Li aveva trovati in un vicolo nella parte inferiore di Theed, mentre prendevano a calci una creatura che nemmeno ricordava, forse un uccello, forse un roditore. L’animale emetteva piccoli rantoli deboli e disperati, nemmeno si muoveva più: aspettava un gesto di pietà che non arrivava. I tre ridevano sguaiatamente, uno di loro aveva con sé anche un bastone con cui continuava a tormentarlo.
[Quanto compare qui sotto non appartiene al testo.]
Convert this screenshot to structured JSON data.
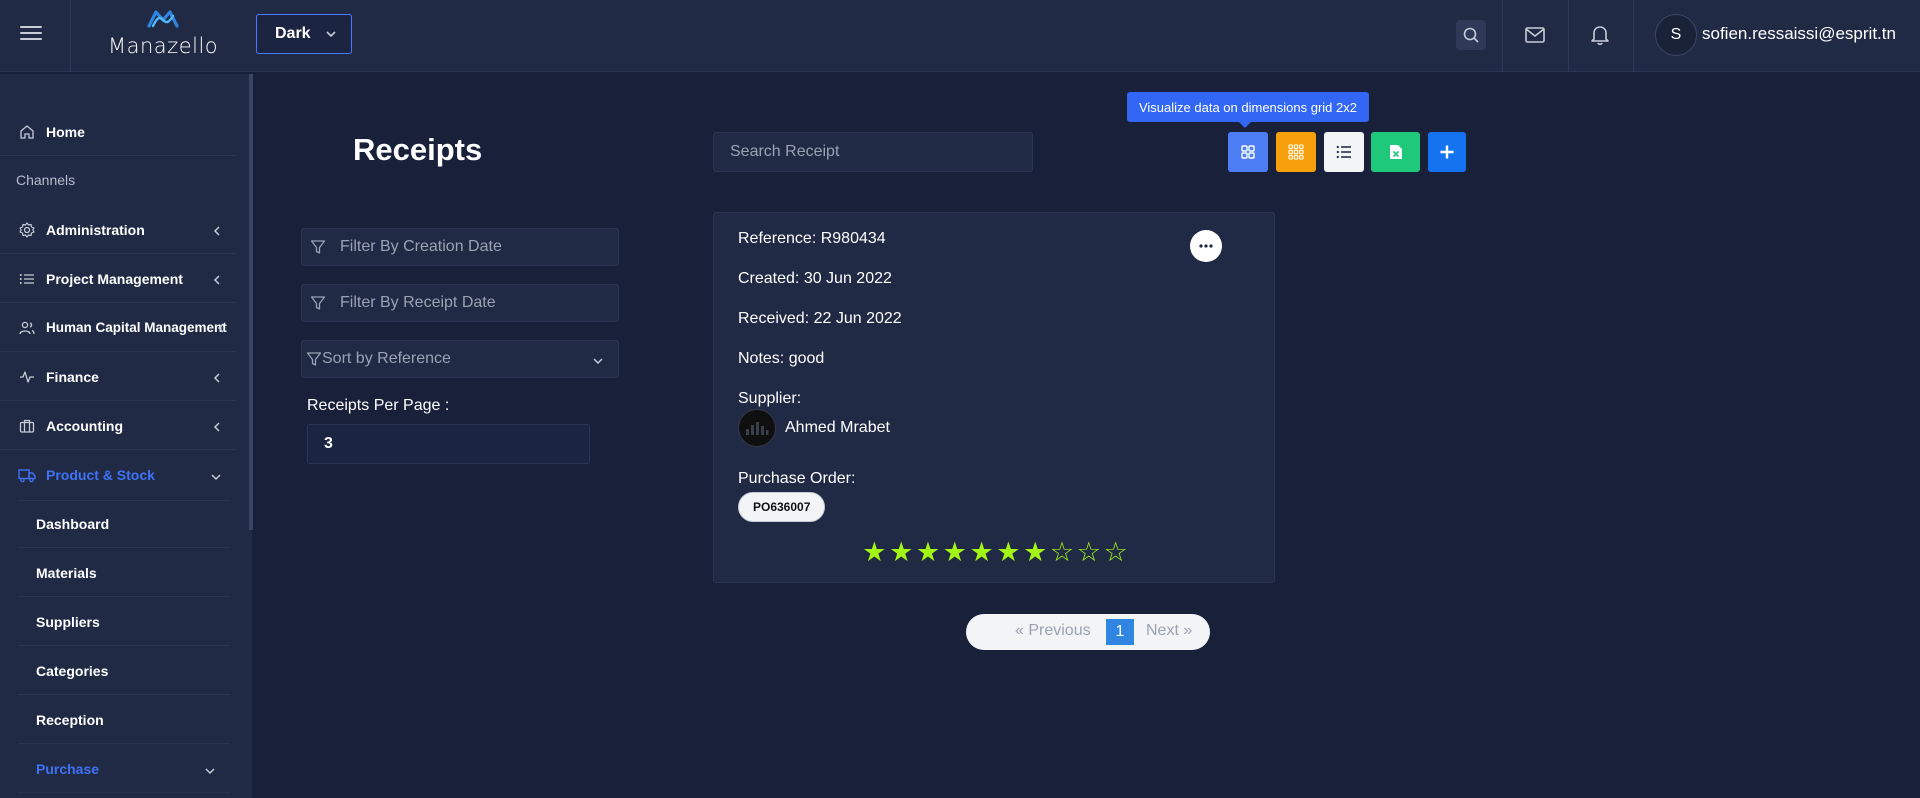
{
  "header": {
    "logo_text": "Manazello",
    "theme_value": "Dark",
    "user_initial": "S",
    "user_email": "sofien.ressaissi@esprit.tn",
    "icons": [
      "menu-icon",
      "search-icon",
      "mail-icon",
      "bell-icon"
    ]
  },
  "sidebar": {
    "home": "Home",
    "section_label": "Channels",
    "items": [
      {
        "label": "Administration",
        "icon": "settings-icon"
      },
      {
        "label": "Project Management",
        "icon": "list-icon"
      },
      {
        "label": "Human Capital Management",
        "icon": "users-icon"
      },
      {
        "label": "Finance",
        "icon": "activity-icon"
      },
      {
        "label": "Accounting",
        "icon": "briefcase-icon"
      },
      {
        "label": "Product & Stock",
        "icon": "truck-icon",
        "active": true
      }
    ],
    "sub_items": [
      "Dashboard",
      "Materials",
      "Suppliers",
      "Categories",
      "Reception",
      "Purchase"
    ],
    "active_sub_item": "Purchase"
  },
  "main": {
    "title": "Receipts",
    "search_placeholder": "Search Receipt",
    "tooltip": "Visualize data on dimensions grid 2x2",
    "view_buttons": [
      {
        "name": "grid-2x2",
        "color": "#4d7ef5"
      },
      {
        "name": "grid-3x3",
        "color": "#f5a00b"
      },
      {
        "name": "list",
        "color": "#f3f4f6"
      },
      {
        "name": "export-excel",
        "color": "#1ec97b"
      },
      {
        "name": "add",
        "color": "#1673f0"
      }
    ],
    "filters": {
      "creation_date_placeholder": "Filter By Creation Date",
      "receipt_date_placeholder": "Filter By Receipt Date",
      "sort_label": "Sort by Reference"
    },
    "per_page_label": "Receipts Per Page :",
    "per_page_value": "3"
  },
  "card": {
    "reference": "Reference: R980434",
    "created": "Created: 30 Jun 2022",
    "received": "Received: 22 Jun 2022",
    "notes": "Notes: good",
    "supplier_label": "Supplier:",
    "supplier_name": "Ahmed Mrabet",
    "purchase_order_label": "Purchase Order:",
    "purchase_order": "PO636007",
    "rating": 7,
    "rating_max": 10
  },
  "pagination": {
    "previous": "«  Previous",
    "current": "1",
    "next": "Next  »"
  }
}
Si era buttata nella mischia, e aveva iniziato a colpirli con rabbia, alla cieca.  Senza pensarci. Non le importava che fossero più grossi di lei, che uno dei tre avesse spinto di lato l’animale per riuscire meglio a prenderla a bastonate: una furia violenta l’aveva scossa, quasi fosse preda di uno spirito che comandava i suoi movimenti. Non si era fermata quando aveva visto il sangue scorrere dalle loro bocche, nemmeno quando ne aveva fatti finire due a terra, mentre il terzo scappava a gambe levate. Non si era fermata mentre i denti saltavano, e uno degli aguzzini sputava una boccata di sangue. Le fughe tra i vicoli e le lotte per procurarsi anche solo un pezzo di pane l’avevano forgiata. Non aveva più paura di nulla.

Aveva continuato a picchiarli, come se solo i pugni e i calci avessero potuto aiutarla a riportare in vita la bestiola che giaceva in un angolo, morta tra la polvere. Ringhiava con la furia di un animale che difende il suo branco, si sbucciava le nocche, e le mani sudate del ragazzino le stringevano la gola per fermare la sua rabbia, ma invano.

Solo quando tutto era finito, e anche l’ultimo era riuscito a scappare, si era fermata. Aveva ripreso fiato e, tra le orecchie che le fischiavano e lacrime di rabbia che le riempivano gli occhi, aveva strofinato le mani doloranti. Completamente sola, aveva urlato al cielo tutto quello che provava: un pianto rauco, il dolore di chi ha lottato a lungo per ritrovarsi comunque inerme. Poi era tornata a casa, di corsa, senza fermarsi, e si era rintanata sul letto come un animale ferito. Luke non l’aveva vista.

Aveva pianto tutta la notte, finché non si era addormentata. Piangeva perché era sola, e nessuno si sarebbe chinato su di lei per rassicurarla, accarezzandole i capelli e sussurrandole parole gentili all’orecchio. Perché non avrebbe voluto davvero fare del male a quei ragazzini, ma vedere quell’animale morto ai loro piedi e percepire la sua sofferenza era stato troppo, troppo anche per una bambina abituata a cavarsela sempre, tra orrori e miracoli. Perché una voce sinistra l’aveva incoraggiata a continuare, a colpirli con più forza, e per un solo attimo aveva provato gioia all’idea di ripagare la morte di quella creatura indifesa con la loro…

Piangeva perché, dentro di lei, albergava una forza oscura che non conosceva. E aveva paura che, con il tempo, sarebbe diventata più forte di lei.